The notion of identity transcends age differences. For both adults and students, issues of personal identity, public perception, and self-worth are forever in the human heart (and often under the radar). Moreover, it’s not just people of every age who wrestle with these issues; it’s also a topic of conversation and struggle for many who have been reconciled with Christ and now find their ultimate identity in Him.
The issue of personal identity is prominent throughout one’s personal discipleship. It is a truth that Christians tend to learn early on, and comes back from time to time as we traverse the Christian life. The frequent exposure not only helps us to be reminded of biblical truths, but also helpful because this issue itself carries with it many implications to life in general.

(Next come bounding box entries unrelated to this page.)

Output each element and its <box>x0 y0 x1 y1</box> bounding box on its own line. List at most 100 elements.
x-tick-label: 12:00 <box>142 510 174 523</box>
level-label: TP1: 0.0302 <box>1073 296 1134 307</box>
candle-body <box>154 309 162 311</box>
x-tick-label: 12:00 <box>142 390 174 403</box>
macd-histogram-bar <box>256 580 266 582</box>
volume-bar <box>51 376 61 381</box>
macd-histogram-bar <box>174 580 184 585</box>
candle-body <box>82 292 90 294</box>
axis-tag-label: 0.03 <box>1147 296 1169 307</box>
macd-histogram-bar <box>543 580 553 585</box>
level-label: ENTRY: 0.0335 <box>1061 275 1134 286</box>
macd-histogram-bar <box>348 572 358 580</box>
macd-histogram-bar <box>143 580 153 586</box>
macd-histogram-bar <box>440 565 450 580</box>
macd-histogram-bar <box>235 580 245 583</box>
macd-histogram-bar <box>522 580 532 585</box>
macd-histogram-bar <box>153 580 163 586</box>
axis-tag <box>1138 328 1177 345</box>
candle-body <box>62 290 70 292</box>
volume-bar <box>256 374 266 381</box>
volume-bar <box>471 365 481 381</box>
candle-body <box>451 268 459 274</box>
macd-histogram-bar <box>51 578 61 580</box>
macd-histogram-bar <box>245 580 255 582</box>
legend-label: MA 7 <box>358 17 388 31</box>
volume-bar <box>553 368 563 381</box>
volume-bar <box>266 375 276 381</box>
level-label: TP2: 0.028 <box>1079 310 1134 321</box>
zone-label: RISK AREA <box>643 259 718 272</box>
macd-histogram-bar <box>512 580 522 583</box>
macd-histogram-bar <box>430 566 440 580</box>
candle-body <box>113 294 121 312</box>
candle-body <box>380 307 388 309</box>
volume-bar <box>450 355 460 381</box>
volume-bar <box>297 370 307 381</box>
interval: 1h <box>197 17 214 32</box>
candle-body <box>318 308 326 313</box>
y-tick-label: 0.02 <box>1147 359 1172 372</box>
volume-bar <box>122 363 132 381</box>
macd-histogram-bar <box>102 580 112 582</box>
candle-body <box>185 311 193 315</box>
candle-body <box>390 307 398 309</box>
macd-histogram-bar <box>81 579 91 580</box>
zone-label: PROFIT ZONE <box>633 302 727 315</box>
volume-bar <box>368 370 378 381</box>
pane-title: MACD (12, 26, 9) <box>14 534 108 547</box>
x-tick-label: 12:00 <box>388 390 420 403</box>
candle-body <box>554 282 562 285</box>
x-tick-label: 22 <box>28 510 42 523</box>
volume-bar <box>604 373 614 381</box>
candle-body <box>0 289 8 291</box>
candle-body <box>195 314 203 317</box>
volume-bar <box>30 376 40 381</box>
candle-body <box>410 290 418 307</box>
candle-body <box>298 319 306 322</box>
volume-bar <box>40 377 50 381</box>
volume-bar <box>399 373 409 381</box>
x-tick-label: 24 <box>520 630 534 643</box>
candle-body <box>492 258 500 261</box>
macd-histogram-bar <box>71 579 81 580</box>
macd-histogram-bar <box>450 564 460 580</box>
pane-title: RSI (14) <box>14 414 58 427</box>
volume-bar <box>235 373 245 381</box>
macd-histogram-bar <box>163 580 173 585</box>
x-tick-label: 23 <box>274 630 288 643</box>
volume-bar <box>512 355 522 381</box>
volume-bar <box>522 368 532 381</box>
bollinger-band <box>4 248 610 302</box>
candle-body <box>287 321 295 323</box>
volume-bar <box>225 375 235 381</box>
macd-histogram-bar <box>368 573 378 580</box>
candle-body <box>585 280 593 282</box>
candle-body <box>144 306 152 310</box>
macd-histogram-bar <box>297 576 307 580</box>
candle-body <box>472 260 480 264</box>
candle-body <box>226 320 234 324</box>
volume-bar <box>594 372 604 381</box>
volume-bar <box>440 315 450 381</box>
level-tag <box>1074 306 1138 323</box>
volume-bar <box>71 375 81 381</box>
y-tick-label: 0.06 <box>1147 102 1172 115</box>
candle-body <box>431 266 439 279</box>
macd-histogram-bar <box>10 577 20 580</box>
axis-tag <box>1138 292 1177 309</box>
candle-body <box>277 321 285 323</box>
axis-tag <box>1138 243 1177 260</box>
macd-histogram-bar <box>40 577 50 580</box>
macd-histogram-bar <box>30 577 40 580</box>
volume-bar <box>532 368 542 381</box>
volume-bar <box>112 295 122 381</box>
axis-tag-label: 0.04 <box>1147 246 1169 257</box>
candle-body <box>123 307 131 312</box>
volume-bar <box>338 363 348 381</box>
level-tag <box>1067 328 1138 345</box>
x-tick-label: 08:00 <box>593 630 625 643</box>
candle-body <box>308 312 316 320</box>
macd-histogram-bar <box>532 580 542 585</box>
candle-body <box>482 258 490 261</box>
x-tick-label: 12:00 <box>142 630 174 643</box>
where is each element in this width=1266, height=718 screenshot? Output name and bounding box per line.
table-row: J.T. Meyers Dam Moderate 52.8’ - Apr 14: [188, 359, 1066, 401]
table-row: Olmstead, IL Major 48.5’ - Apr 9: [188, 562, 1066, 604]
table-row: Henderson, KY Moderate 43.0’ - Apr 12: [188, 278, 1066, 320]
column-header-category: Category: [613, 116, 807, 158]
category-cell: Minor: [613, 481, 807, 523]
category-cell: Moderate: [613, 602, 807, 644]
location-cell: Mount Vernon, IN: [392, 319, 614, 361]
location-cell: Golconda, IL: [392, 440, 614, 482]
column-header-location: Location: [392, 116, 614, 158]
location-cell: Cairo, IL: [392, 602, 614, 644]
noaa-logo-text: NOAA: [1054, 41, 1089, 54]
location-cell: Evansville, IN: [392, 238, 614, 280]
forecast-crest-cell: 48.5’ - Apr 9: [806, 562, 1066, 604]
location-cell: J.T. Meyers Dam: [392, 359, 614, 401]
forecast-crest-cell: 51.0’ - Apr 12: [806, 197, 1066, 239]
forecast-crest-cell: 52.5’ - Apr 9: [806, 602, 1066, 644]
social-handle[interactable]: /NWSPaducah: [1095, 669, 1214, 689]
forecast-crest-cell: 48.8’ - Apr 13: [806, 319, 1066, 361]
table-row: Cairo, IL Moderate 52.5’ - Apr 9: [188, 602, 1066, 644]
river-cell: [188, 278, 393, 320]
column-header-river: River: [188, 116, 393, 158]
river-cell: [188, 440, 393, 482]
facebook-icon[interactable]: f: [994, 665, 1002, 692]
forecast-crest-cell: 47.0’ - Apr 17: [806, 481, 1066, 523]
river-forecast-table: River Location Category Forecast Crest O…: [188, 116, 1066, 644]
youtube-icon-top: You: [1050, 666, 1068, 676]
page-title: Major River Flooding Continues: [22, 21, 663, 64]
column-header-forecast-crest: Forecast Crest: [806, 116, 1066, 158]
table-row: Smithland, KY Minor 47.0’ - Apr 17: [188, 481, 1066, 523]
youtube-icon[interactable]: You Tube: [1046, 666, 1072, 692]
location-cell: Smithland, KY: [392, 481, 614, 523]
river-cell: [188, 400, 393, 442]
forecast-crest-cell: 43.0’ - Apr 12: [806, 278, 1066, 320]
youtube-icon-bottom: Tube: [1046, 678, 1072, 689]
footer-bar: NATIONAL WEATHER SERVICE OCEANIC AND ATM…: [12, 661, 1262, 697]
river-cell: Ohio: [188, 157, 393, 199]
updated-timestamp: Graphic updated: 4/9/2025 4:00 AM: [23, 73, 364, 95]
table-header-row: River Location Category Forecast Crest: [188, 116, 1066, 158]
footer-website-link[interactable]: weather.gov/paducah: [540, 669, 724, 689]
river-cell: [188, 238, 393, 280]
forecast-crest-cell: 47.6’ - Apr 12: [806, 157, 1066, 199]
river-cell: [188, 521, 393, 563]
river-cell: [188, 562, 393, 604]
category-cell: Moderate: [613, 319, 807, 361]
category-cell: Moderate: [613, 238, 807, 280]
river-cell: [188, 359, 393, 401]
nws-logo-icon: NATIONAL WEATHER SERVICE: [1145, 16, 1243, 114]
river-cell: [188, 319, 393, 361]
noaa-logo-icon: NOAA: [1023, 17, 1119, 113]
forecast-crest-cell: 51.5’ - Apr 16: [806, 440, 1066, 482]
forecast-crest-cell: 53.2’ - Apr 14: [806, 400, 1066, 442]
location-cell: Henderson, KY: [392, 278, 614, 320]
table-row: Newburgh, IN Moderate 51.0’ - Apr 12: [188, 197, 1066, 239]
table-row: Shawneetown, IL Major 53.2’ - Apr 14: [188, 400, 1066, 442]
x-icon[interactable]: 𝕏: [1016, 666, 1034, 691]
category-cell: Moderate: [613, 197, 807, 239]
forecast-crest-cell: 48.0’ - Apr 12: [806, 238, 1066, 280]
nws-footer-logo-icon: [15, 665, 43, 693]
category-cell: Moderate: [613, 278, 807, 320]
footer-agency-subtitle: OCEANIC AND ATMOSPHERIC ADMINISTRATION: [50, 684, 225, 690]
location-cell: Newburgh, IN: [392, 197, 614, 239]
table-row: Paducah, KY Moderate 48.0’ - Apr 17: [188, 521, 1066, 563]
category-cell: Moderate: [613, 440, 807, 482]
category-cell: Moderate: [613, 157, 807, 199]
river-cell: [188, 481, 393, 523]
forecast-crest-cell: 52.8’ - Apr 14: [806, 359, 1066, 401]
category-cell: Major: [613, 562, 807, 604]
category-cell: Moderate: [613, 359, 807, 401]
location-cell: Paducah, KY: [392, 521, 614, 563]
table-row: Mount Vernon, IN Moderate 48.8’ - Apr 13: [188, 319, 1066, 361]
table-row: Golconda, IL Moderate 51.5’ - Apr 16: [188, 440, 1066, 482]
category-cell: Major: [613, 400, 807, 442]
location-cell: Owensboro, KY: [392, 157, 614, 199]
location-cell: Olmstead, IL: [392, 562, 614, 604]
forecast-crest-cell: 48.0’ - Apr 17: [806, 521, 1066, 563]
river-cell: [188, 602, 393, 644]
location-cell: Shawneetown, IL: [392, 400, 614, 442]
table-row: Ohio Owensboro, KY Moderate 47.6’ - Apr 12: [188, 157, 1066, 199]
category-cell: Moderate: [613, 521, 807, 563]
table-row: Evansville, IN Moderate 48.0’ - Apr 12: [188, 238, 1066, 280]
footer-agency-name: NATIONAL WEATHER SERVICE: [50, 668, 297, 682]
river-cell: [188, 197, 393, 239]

In light of that, keep in mind that as you kick off the fall 2013 study of Bearing God’s Image this week, you are going to have students enter your room who have never conceived of themselves and their own personal identity in light of the One who made them. For instance…
• Many of your students have a personal view of themselves that is completely peer-driven – they identify with the labels they have received from others around them.
• Or they have labeled themselves and sought to identify with an inflated or deflated perception of themselves.
• Some connect their identities with an ability or performance – like playing a sport or making good grades.
• For others it may be in character traits they possess – such as being likable or in making others laugh.
• Still for others, their identity is tied to their social status, their association or disassociation from a certain group.
Whatever it may be, the point to be emphasized is that our students are finding their identity horizontally in the things around them.
This behavior is nothing new – after all, it is a characteristic of the human race. Yet even though there are a number of things students often find their identity in, if they were completely honest with you (and with themselves), I think that in those quiet moments they would confess that those things are unable to truly satisfy.
Like all sins, these things we seek to ground our identity in are utterly deceitful because they promise one thing but are unable to deliver. Why? Because our students were never meant to find their identity horizontally in the things around them, but rather vertically through their relationship with God.
For many of your students this week, this will be the first time they hear the biblical reality that they were created in God’s image, intended to reflect and glorify God as an image bearer should. That they have, by virtue of being created by a loving and personal Creator, inherent value, dignity, and worth as a person. And ultimately that they, because of the person and work of Jesus, are being restored to reflect God the way they ought, and because of that there is no reason to find identity in the trivial things around them.
These will be weighty truths for them to hear not because they are difficult to understand, but because they get to the heart of the matter when it comes to how students understand themselves and others around them. These truths carry with them tremendous implications for a student’s life.
So be encouraged as you seek to shepherd the hearts in your group this week with the truth of not only who created them, but also why they were created!